KINGSTON, R.I. – May 06, 2026 — Mechanical engineering assistant professor Yang Lin has been awarded the prestigious National Science Foundation CAREER Award.
The CAREER program is one of NSF’s most competitive and highly regarded awards for early-career faculty, recognizing those who demonstrate strong potential to serve as academic role models while advancing the mission of their institutions. The award provides five years of support to develop a sustained and integrated program that brings together cutting-edge research, innovative teaching, and meaningful student engagement.

Lin earned the award for “CAREER: Low-Frequency Acoustic Damping Metamaterials Based on Trapped Bubbles.” The project explores a new approach to controlling low-frequency sound and vibration, a longstanding challenge in engineering due to the large wavelengths involved. By rethinking how acoustic energy can be manipulated at small scales, the work introduces new design possibilities that are difficult to achieve using conventional materials.
“Receiving the NSF CAREER Award is both exciting and deeply meaningful to me. What makes it especially significant is that it recognizes not only a research idea, but also a broader vision for building an academic program that integrates research, education, and student development,” said Lin.
This reflects how Lin has approached his work at URI from the beginning. “I have always believed that scientific discovery, teaching, and mentorship should not operate as separate efforts. They should reinforce one another and grow together.”
The project builds on Lin’s research in acoustics, bubble dynamics, microfluidics, and advanced microfabrication, and focuses on how sound interacts with small-scale fluidic systems. In particular, it introduces a fundamentally different physical mechanism for controlling low-frequency sound, which is traditionally difficult to manage due to its long wavelengths and the need for large, heavy materials. Instead of relying on conventional solid-based acoustic materials, the project uses structurally trapped bubbles in liquid as functional acoustic units. Because a liquid environment allows bubbles to oscillate more freely than a solid matrix, these bubbles can produce strong resonant responses and dissipate acoustic energy effectively. Carefully designed microscale structures are used to trap, arrange, and stabilize the bubbles, allowing Lin’s team to study how their geometry and collective behavior shape low-frequency sound absorption. This work draws on Lin’s experience in modeling acoustically driven phenomena, experimentally characterizing resonant systems, and fabricating highly controlled microscale architectures using both conventional microfabrication and high-resolution 3D printing.

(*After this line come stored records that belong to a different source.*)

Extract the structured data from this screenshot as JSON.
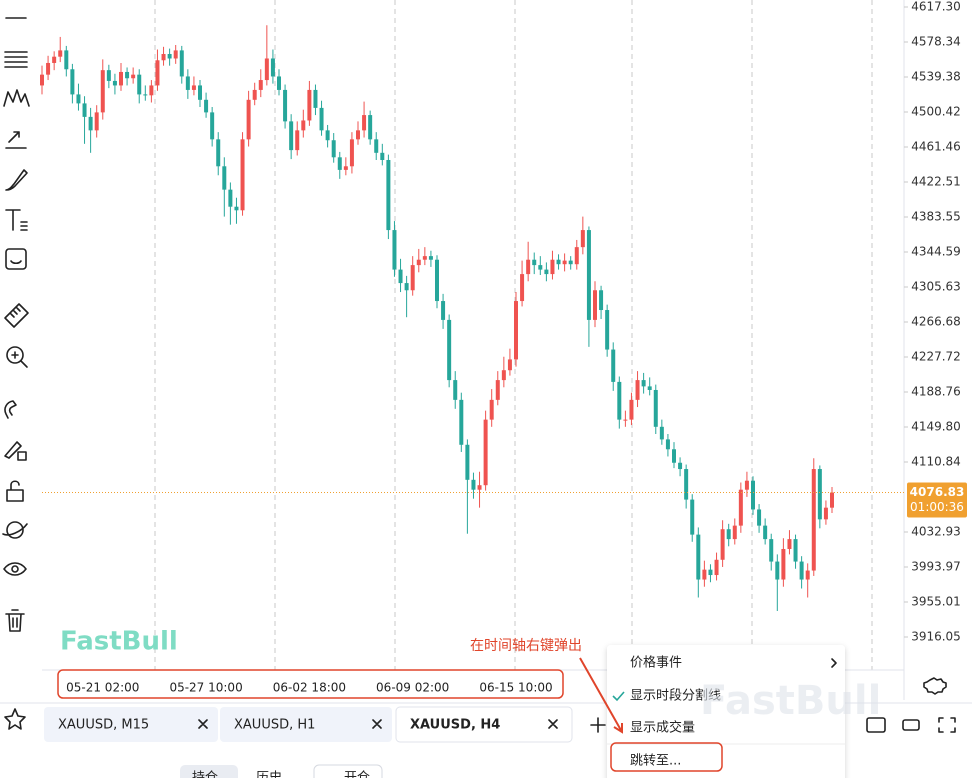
{
  "chart_data": {
    "type": "candlestick",
    "categories": [
      null,
      null,
      null,
      null,
      null,
      null,
      null,
      null,
      null,
      null,
      "05-21 02:00",
      null,
      null,
      null,
      null,
      null,
      null,
      null,
      null,
      null,
      null,
      null,
      null,
      null,
      null,
      null,
      null,
      "05-27 10:00",
      null,
      null,
      null,
      null,
      null,
      null,
      null,
      null,
      null,
      null,
      null,
      null,
      null,
      null,
      null,
      null,
      "06-02 18:00",
      null,
      null,
      null,
      null,
      null,
      null,
      null,
      null,
      null,
      null,
      null,
      null,
      null,
      null,
      null,
      null,
      "06-09 02:00",
      null,
      null,
      null,
      null,
      null,
      null,
      null,
      null,
      null,
      null,
      null,
      null,
      null,
      null,
      null,
      null,
      "06-15 10:00",
      null,
      null,
      null,
      null,
      null,
      null,
      null,
      null,
      null,
      null,
      null,
      null,
      null,
      null,
      null,
      null,
      null,
      null,
      null,
      null,
      null,
      null,
      null,
      null,
      null,
      null,
      null,
      null,
      null,
      null,
      null,
      null,
      null,
      null,
      null,
      null,
      null,
      null,
      null,
      null,
      null,
      null,
      null,
      null,
      null,
      null,
      null,
      null,
      null,
      null,
      null,
      null
    ],
    "open": [
      4530,
      4542,
      4555,
      4562,
      4569,
      4548,
      4520,
      4510,
      4495,
      4480,
      4500,
      4547,
      4535,
      4530,
      4545,
      4538,
      4542,
      4520,
      4519,
      4530,
      4558,
      4565,
      4560,
      4569,
      4540,
      4525,
      4530,
      4514,
      4500,
      4470,
      4440,
      4414,
      4395,
      4391,
      4470,
      4514,
      4525,
      4536,
      4560,
      4540,
      4525,
      4490,
      4458,
      4480,
      4491,
      4525,
      4505,
      4480,
      4469,
      4450,
      4436,
      4440,
      4470,
      4480,
      4497,
      4470,
      4455,
      4447,
      4369,
      4325,
      4310,
      4302,
      4330,
      4336,
      4340,
      4336,
      4290,
      4269,
      4202,
      4180,
      4130,
      4091,
      4080,
      4085,
      4158,
      4180,
      4202,
      4213,
      4225,
      4290,
      4320,
      4336,
      4330,
      4325,
      4320,
      4336,
      4331,
      4335,
      4331,
      4350,
      4369,
      4269,
      4302,
      4280,
      4236,
      4200,
      4158,
      4158,
      4180,
      4202,
      4195,
      4191,
      4150,
      4136,
      4125,
      4110,
      4103,
      4069,
      4030,
      3980,
      3991,
      3985,
      4002,
      4036,
      4025,
      4040,
      4080,
      4090,
      4058,
      4040,
      4025,
      4000,
      3980,
      4014,
      4025,
      4000,
      3980,
      3990,
      4103,
      4047,
      4060
    ],
    "high": [
      4552,
      4563,
      4568,
      4584,
      4574,
      4554,
      4532,
      4518,
      4505,
      4508,
      4559,
      4553,
      4543,
      4555,
      4550,
      4550,
      4548,
      4530,
      4536,
      4570,
      4573,
      4571,
      4575,
      4574,
      4548,
      4540,
      4536,
      4522,
      4506,
      4478,
      4450,
      4422,
      4405,
      4478,
      4524,
      4533,
      4548,
      4597,
      4570,
      4548,
      4531,
      4498,
      4490,
      4503,
      4535,
      4531,
      4513,
      4486,
      4477,
      4456,
      4450,
      4478,
      4490,
      4512,
      4502,
      4478,
      4465,
      4453,
      4379,
      4337,
      4318,
      4340,
      4348,
      4350,
      4346,
      4341,
      4298,
      4275,
      4212,
      4188,
      4136,
      4099,
      4100,
      4168,
      4192,
      4212,
      4228,
      4237,
      4300,
      4335,
      4356,
      4344,
      4340,
      4333,
      4346,
      4342,
      4343,
      4340,
      4358,
      4384,
      4373,
      4312,
      4307,
      4286,
      4244,
      4206,
      4168,
      4188,
      4212,
      4210,
      4205,
      4197,
      4158,
      4142,
      4133,
      4116,
      4108,
      4075,
      4038,
      4001,
      3997,
      4010,
      4046,
      4042,
      4048,
      4088,
      4100,
      4095,
      4064,
      4048,
      4031,
      4008,
      4026,
      4035,
      4030,
      4006,
      3998,
      4115,
      4107,
      4068,
      4083
    ],
    "low": [
      4520,
      4536,
      4547,
      4556,
      4540,
      4510,
      4502,
      4465,
      4455,
      4472,
      4492,
      4527,
      4520,
      4524,
      4530,
      4532,
      4510,
      4513,
      4511,
      4524,
      4552,
      4552,
      4554,
      4532,
      4515,
      4519,
      4506,
      4494,
      4462,
      4430,
      4384,
      4375,
      4376,
      4385,
      4462,
      4508,
      4517,
      4530,
      4532,
      4519,
      4482,
      4448,
      4452,
      4472,
      4485,
      4497,
      4474,
      4461,
      4444,
      4426,
      4430,
      4432,
      4464,
      4472,
      4464,
      4447,
      4441,
      4359,
      4317,
      4300,
      4272,
      4296,
      4322,
      4330,
      4328,
      4282,
      4259,
      4194,
      4170,
      4122,
      4031,
      4070,
      4060,
      4079,
      4150,
      4174,
      4194,
      4207,
      4217,
      4284,
      4312,
      4320,
      4319,
      4312,
      4314,
      4325,
      4323,
      4325,
      4325,
      4342,
      4239,
      4261,
      4270,
      4228,
      4190,
      4148,
      4150,
      4152,
      4172,
      4187,
      4185,
      4142,
      4130,
      4117,
      4104,
      4095,
      4059,
      4022,
      3960,
      3972,
      3977,
      3979,
      3994,
      4017,
      4019,
      4032,
      4072,
      4052,
      4032,
      4019,
      3990,
      3945,
      3972,
      4008,
      3992,
      3970,
      3960,
      3984,
      4037,
      4041,
      4054
    ],
    "close": [
      4542,
      4555,
      4562,
      4569,
      4548,
      4520,
      4510,
      4495,
      4480,
      4500,
      4547,
      4535,
      4530,
      4545,
      4538,
      4542,
      4520,
      4519,
      4530,
      4558,
      4565,
      4560,
      4569,
      4540,
      4525,
      4530,
      4514,
      4500,
      4470,
      4440,
      4414,
      4395,
      4391,
      4470,
      4514,
      4525,
      4536,
      4560,
      4540,
      4525,
      4490,
      4458,
      4480,
      4491,
      4525,
      4505,
      4480,
      4469,
      4450,
      4436,
      4440,
      4470,
      4480,
      4497,
      4470,
      4455,
      4447,
      4369,
      4325,
      4310,
      4302,
      4330,
      4336,
      4340,
      4336,
      4290,
      4269,
      4202,
      4180,
      4130,
      4091,
      4080,
      4085,
      4158,
      4180,
      4202,
      4213,
      4225,
      4290,
      4320,
      4336,
      4330,
      4325,
      4320,
      4336,
      4331,
      4335,
      4331,
      4350,
      4369,
      4269,
      4302,
      4280,
      4236,
      4200,
      4158,
      4158,
      4180,
      4202,
      4195,
      4191,
      4150,
      4136,
      4125,
      4110,
      4103,
      4069,
      4030,
      3980,
      3991,
      3985,
      4002,
      4036,
      4025,
      4040,
      4080,
      4090,
      4058,
      4040,
      4025,
      4000,
      3980,
      4014,
      4025,
      4000,
      3980,
      3990,
      4103,
      4047,
      4060,
      4076.83
    ],
    "up_color": "#ef5350",
    "down_color": "#26a69a",
    "ylim": [
      3879.3,
      4625.1
    ],
    "yticks": [
      {
        "value": 4617.3,
        "label": "4617.30"
      },
      4578.34,
      4539.38,
      4500.42,
      4461.46,
      4422.51,
      4383.55,
      4344.59,
      4305.63,
      4266.68,
      4227.72,
      4188.76,
      {
        "value": 4149.8,
        "label": "4149.80"
      },
      4110.84,
      4032.93,
      3993.97,
      3955.01,
      3916.05
    ],
    "last_price": 4076.83,
    "countdown": "01:00:36",
    "last_color": "#f0a030",
    "watermark": "FastBull"
  },
  "annotation": "在时间轴右键弹出",
  "context_menu": {
    "items": [
      "价格事件",
      "显示时段分割线",
      "显示成交量",
      "跳转至..."
    ]
  },
  "tabs": [
    "XAUUSD, M15",
    "XAUUSD, H1",
    "XAUUSD, H4"
  ],
  "bottom_bar": [
    "持仓",
    "历史",
    "开仓"
  ]
}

Earlier projects helped establish the foundation for this direction. “Through those efforts, a key idea became increasingly clear: bubbles confined in liquid environments can respond to sound very strongly, and if they are structured in the right way, they may serve as highly effective elements for dissipating acoustic energy,” said Lin.
Building on this insight, the CAREER project aims to understand how trapped-bubble systems behave under different physical conditions, how their geometry and spatial arrangement shape acoustic response, and how they can be translated into stable and scalable material platforms. In doing so, the work seeks to establish the scientific foundation for a new class of fluidic acoustic metamaterials.
Understanding these systems could open new possibilities for controlling sound and vibration in ways that are lighter, more compact, and more adaptable than conventional approaches. The outcomes may advance research in areas such as noise reduction and underwater acoustics, including efforts to reduce persistent low-frequency noise in buildings and urban environments, improve acoustic performance in transportation systems such as aircraft and vehicles, and enhance sound control in marine settings. These capabilities are particularly relevant in applications where space, weight, and material constraints make traditional acoustic solutions difficult to implement.
Undergraduate and graduate students will be involved directly in the research, contributing to the modeling, fabrication, and experimental study of bubble-based acoustic metamaterials while gaining experience in a highly interdisciplinary area. The project will also connect to teaching through courses where students will have opportunities to engage with concepts and design challenges that grow directly out of the research. The project also includes outreach activities aimed at making acoustics and microsystems engineering more accessible to younger students, including a week-long annual summer workshop on acoustics and MEMS for high school students. Overall, these efforts reflect the CAREER program’s emphasis on integrating research, education, and broader impact.
Lin joined URI faculty in August 2020 after completing his Ph.D. in mechanical engineering at the University of Illinois Chicago. He was the first at URI to receive the DARPA Young Faculty Award and subsequently the DARPA Director’s Fellowship, and is also the recipient of a 2024 NSF Engineering Research Initiation (ERI) Award.